I began to sink under the pressure of looks and expectations. While the rest of the women in my class wasted away, proclaiming to have eaten nothing but broccoli over Thanksgiving, I gained seven pounds over a new found love of peanut butter. My attitude towards theatre games was hard to hide. One day when my teacher overheard me mutter under my breath that I hated improv, she called a class meeting to discuss why I hated her. Everyone stared at me, shocked and disappointed. Why was I resisting the pu-pu platter of techniques spread out before me? "You're a very stubborn actress," the teacher announced, "but I'm going to break you." That was strike two.
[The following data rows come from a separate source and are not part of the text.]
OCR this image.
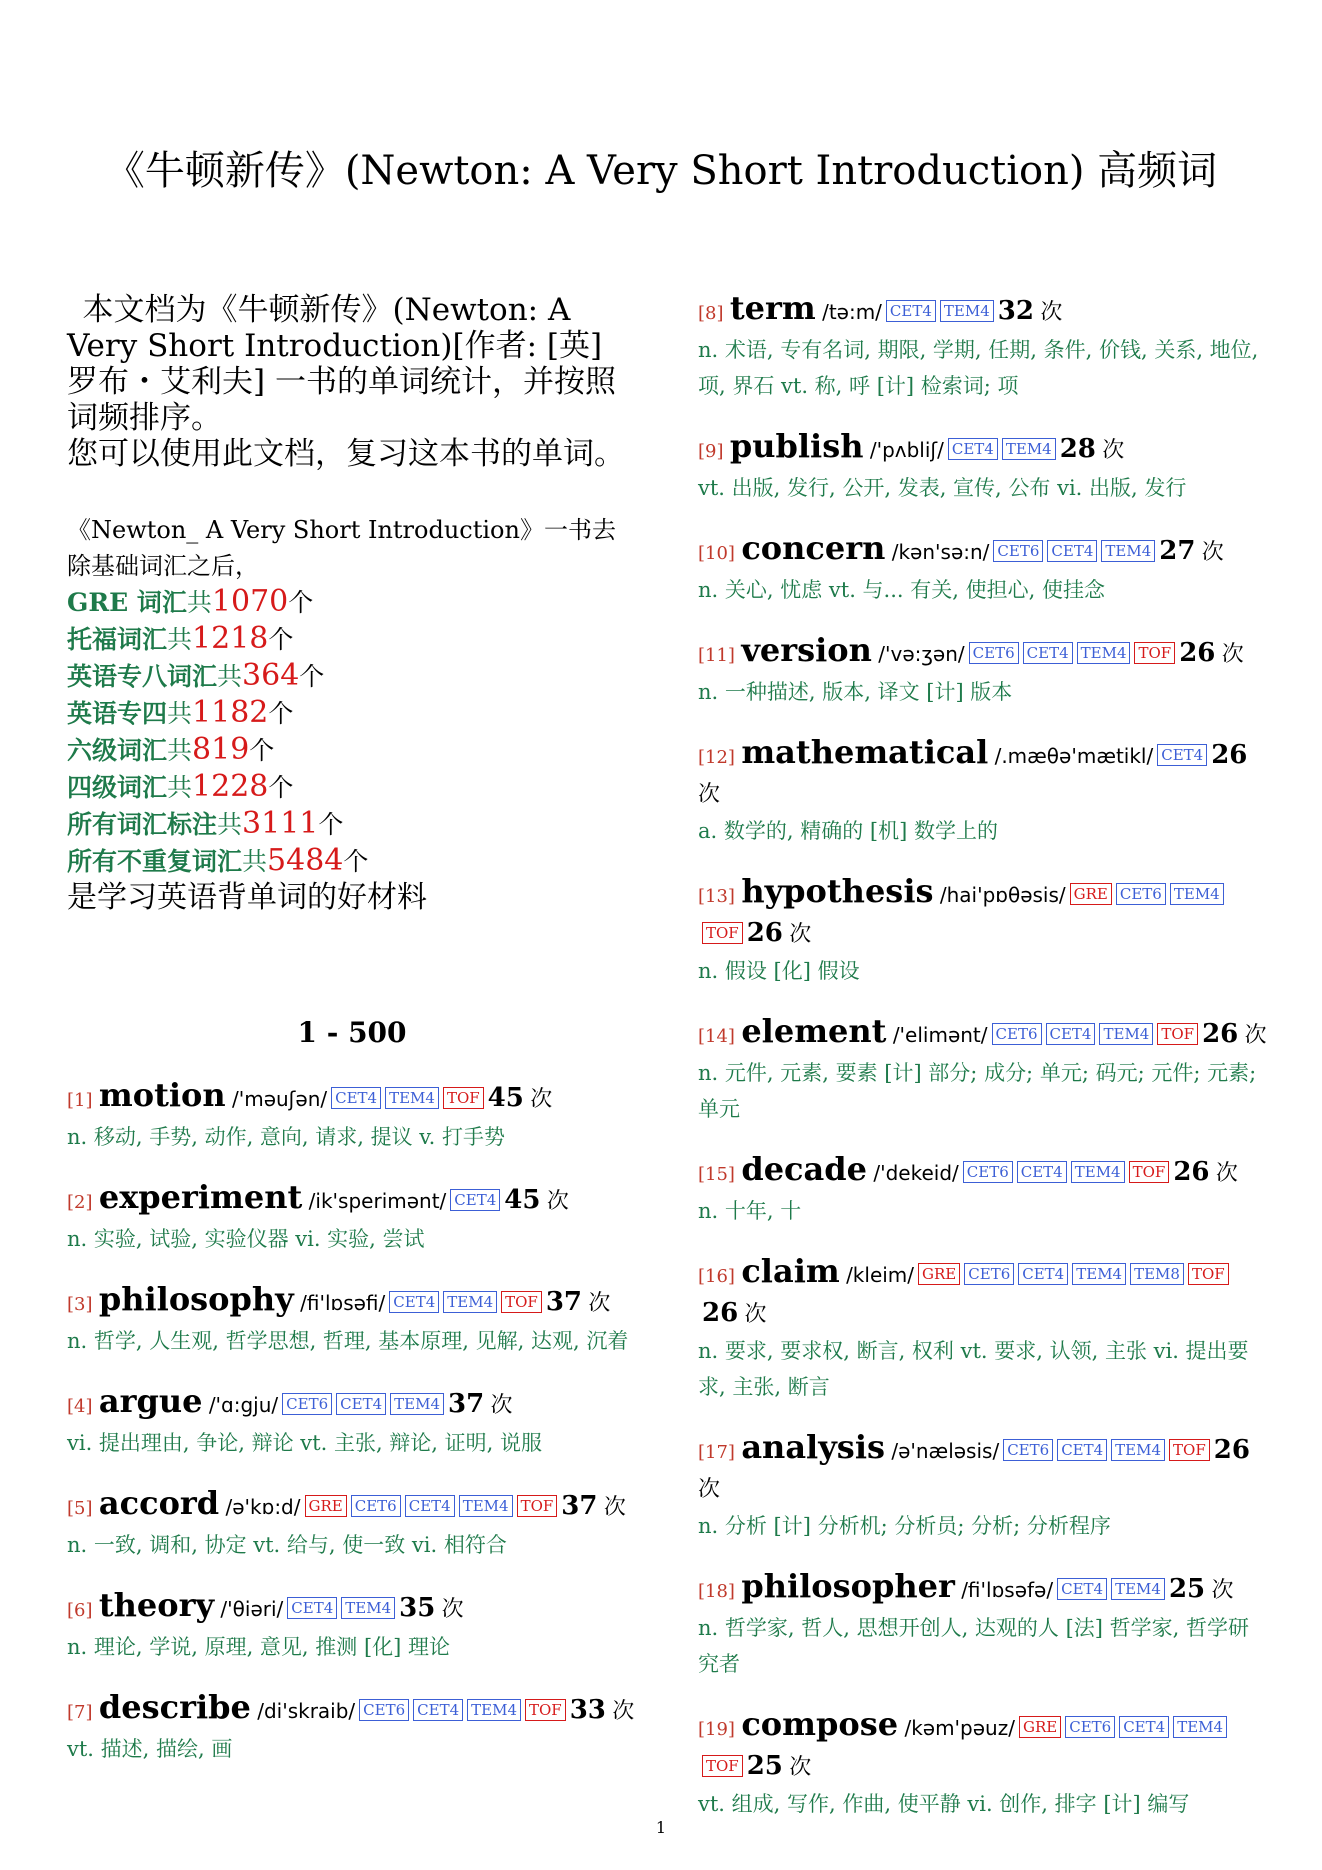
《牛顿新传》(Newton: A Very Short Introduction) 高频词

本文档为《牛顿新传》(Newton: A Very Short Introduction)[作者: [英] 罗布・艾利夫] 一书的单词统计，并按照词频排序。

您可以使用此文档，复习这本书的单词。

《Newton_ A Very Short Introduction》一书去除基础词汇之后，
GRE 词汇共1070个
托福词汇共1218个
英语专八词汇共364个
英语专四共1182个
六级词汇共819个
四级词汇共1228个
所有词汇标注共3111个
所有不重复词汇共5484个
是学习英语背单词的好材料
1 - 500
[1] motion /'məuʃən/ CET4 TEM4 TOF 45 次
n. 移动, 手势, 动作, 意向, 请求, 提议 v. 打手势
[2] experiment /ik'sperimənt/ CET4 45 次
n. 实验, 试验, 实验仪器 vi. 实验, 尝试
[3] philosophy /fi'lɒsəfi/ CET4 TEM4 TOF 37 次
n. 哲学, 人生观, 哲学思想, 哲理, 基本原理, 见解, 达观, 沉着
[4] argue /'ɑ:gju/ CET6 CET4 TEM4 37 次
vi. 提出理由, 争论, 辩论 vt. 主张, 辩论, 证明, 说服
[5] accord /ə'kɒ:d/ GRE CET6 CET4 TEM4 TOF 37 次
n. 一致, 调和, 协定 vt. 给与, 使一致 vi. 相符合
[6] theory /'θiəri/ CET4 TEM4 35 次
n. 理论, 学说, 原理, 意见, 推测 [化] 理论
[7] describe /di'skraib/ CET6 CET4 TEM4 TOF 33 次
vt. 描述, 描绘, 画
[8] term /tə:m/ CET4 TEM4 32 次
n. 术语, 专有名词, 期限, 学期, 任期, 条件, 价钱, 关系, 地位, 项, 界石 vt. 称, 呼 [计] 检索词; 项
[9] publish /'pʌbliʃ/ CET4 TEM4 28 次
vt. 出版, 发行, 公开, 发表, 宣传, 公布 vi. 出版, 发行
[10] concern /kən'sə:n/ CET6 CET4 TEM4 27 次
n. 关心, 忧虑 vt. 与... 有关, 使担心, 使挂念
[11] version /'və:ʒən/ CET6 CET4 TEM4 TOF 26 次
n. 一种描述, 版本, 译文 [计] 版本
[12] mathematical /.mæθə'mætikl/ CET4 26 次
a. 数学的, 精确的 [机] 数学上的
[13] hypothesis /hai'pɒθəsis/ GRE CET6 TEM4TOF 26 次
n. 假设 [化] 假设
[14] element /'elimənt/ CET6 CET4 TEM4 TOF 26 次
n. 元件, 元素, 要素 [计] 部分; 成分; 单元; 码元; 元件; 元素; 单元
[15] decade /'dekeid/ CET6 CET4 TEM4 TOF 26 次
n. 十年, 十
[16] claim /kleim/ GRE CET6 CET4 TEM4 TEM8 TOF26 次
n. 要求, 要求权, 断言, 权利 vt. 要求, 认领, 主张 vi. 提出要求, 主张, 断言
[17] analysis /ə'næləsis/ CET6 CET4 TEM4 TOF 26 次
n. 分析 [计] 分析机; 分析员; 分析; 分析程序
[18] philosopher /fi'lɒsəfə/ CET4 TEM4 25 次
n. 哲学家, 哲人, 思想开创人, 达观的人 [法] 哲学家, 哲学研究者
[19] compose /kəm'pəuz/ GRE CET6 CET4 TEM4TOF 25 次
vt. 组成, 写作, 作曲, 使平静 vi. 创作, 排字 [计] 编写
1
At my first semester tutorial, they told me I had talent, but I wasn't tall, thin, or pretty enough. "You have the face of Sally Field," the department head told me, "but the body of Kathy Bates." Strike three. I went home for Christmas and announced to my father that I was dropping out to focus, instead, on getting into a proper theatre school in New York. After all, I reasoned, it's where I really wanted to be anyway.
There is probably nothing quite as depressing as returning to your hometown in the middle of winter when all of your friends are away at school having the time of their lives. The overall perception is that you have failed. It didn't help to think that I had willfully brought this upon myself. The phrase "small fish in a big pond" kept going around in my head. While my best friends were acing all of their classes and dating intriguing freshmen, I was eating cookies and counting the days until everyone would return to amuse me. In the meantime, I moped around the apartment, wrote letters to theatre schools, and read a lot of plays.
"You have to get a job." My father announced, and for the first time, I slogged my way through the want ads in a half-assed attempt to find work at either a wax museum or a fudge shop. Completely unqualified for anything except theatre, I was forced to become a chambermaid at a tacky little hotel near Clifton Hill. Picking up after the kind of clientele that honeymoon in gaudy hotels in Niagara Falls is enough to get one thinking seriously about their life choices. Maybe Dad had been right. A career in the theatre wasn't looking so good anymore. Something was tarnished from University, and I couldn't pretend that my trajectory to success was going to be one clear straight line to the top. I'd hit rock bottom and was picking up the condom wrappers and dirty Kleenex to show it.
There have been many times in my career when I've been very close to throwing in the towel and becoming a real estate agent or a tour guide. Something miraculous always happens at each of those moments of genuine universal surrender. That year it was a letter of acceptance from the Neighborhood Playhouse in New York. By now, my father, less convinced that I could make a go of it, made me a deal. If I could find a place to live in Manhattan within a week, he would allow me to go. So, I boarded the train in Buffalo and headed for the Big Apple.
I arrived in New York at around 2:00 PM on a very, very hot day in August. I walked straight to the library, took out the Village Voice, circled an advertisement seeking a roommate for a four-bedroom brownstone on the Upper West Side, was interviewed at 7:00 PM, and secured my living accommodations within twenty-four hours. It didn't matter to me that I had no idea who the three men I'd be living with were. The place was nice, and the price was right. I think I heard my father drop the phone when I called to tell him that I had accomplished the impossible. Studying in New York proved to be the best and possibly the worst thing ever to happen to me. I developed a philosophy of acting that has served me in every way, but it also created a high standard that hasn't always been easy to live up to.
A few years ago, the same University I had so unceremoniously departed from those many years ago, invited to direct a production of Blue Stockings. Parallel universes collided as images of my past kept imposing themselves on the present. There was the quad where I'd been initiated. There was the building where I'd slept and laughed and cried. There was my window with the view of the cemetery and McDonalds. There was the library where I looked up the address of every theatre school in New York. There was the theatre I did my practicum in, all pretty much the same as the day I left it. The walls, hallways, buildings hadn't changed, but I had. I didn't need reassurance anymore. I didn't need someone to tell me what I wasn't or couldn't be. If only we could teach students the value of tenacity and resilience.
I enjoyed directing that class. I hope I encouraged and inspired the students. I was happy when they came to rehearsals in sweats and tee shirts, less concerned about how they looked than we had been. More confident in their choices. More involved. After the cheers and flowers and the congratulations on Opening night, it felt good to climb into the car and head for home. I'm not cut out for institutions. I don't like the brick and the neon and the bureaucracy. Still, it was good to make my peace with that time in my life. On the four-hour drive to Niagara, I thought about the young people I had just worked with making the transition from student to an actor. Maybe some of them will end up in New York. Maybe not. The thing about acting is it can take you anywhere from Romper Room to the stars with a few tacky hotels in between.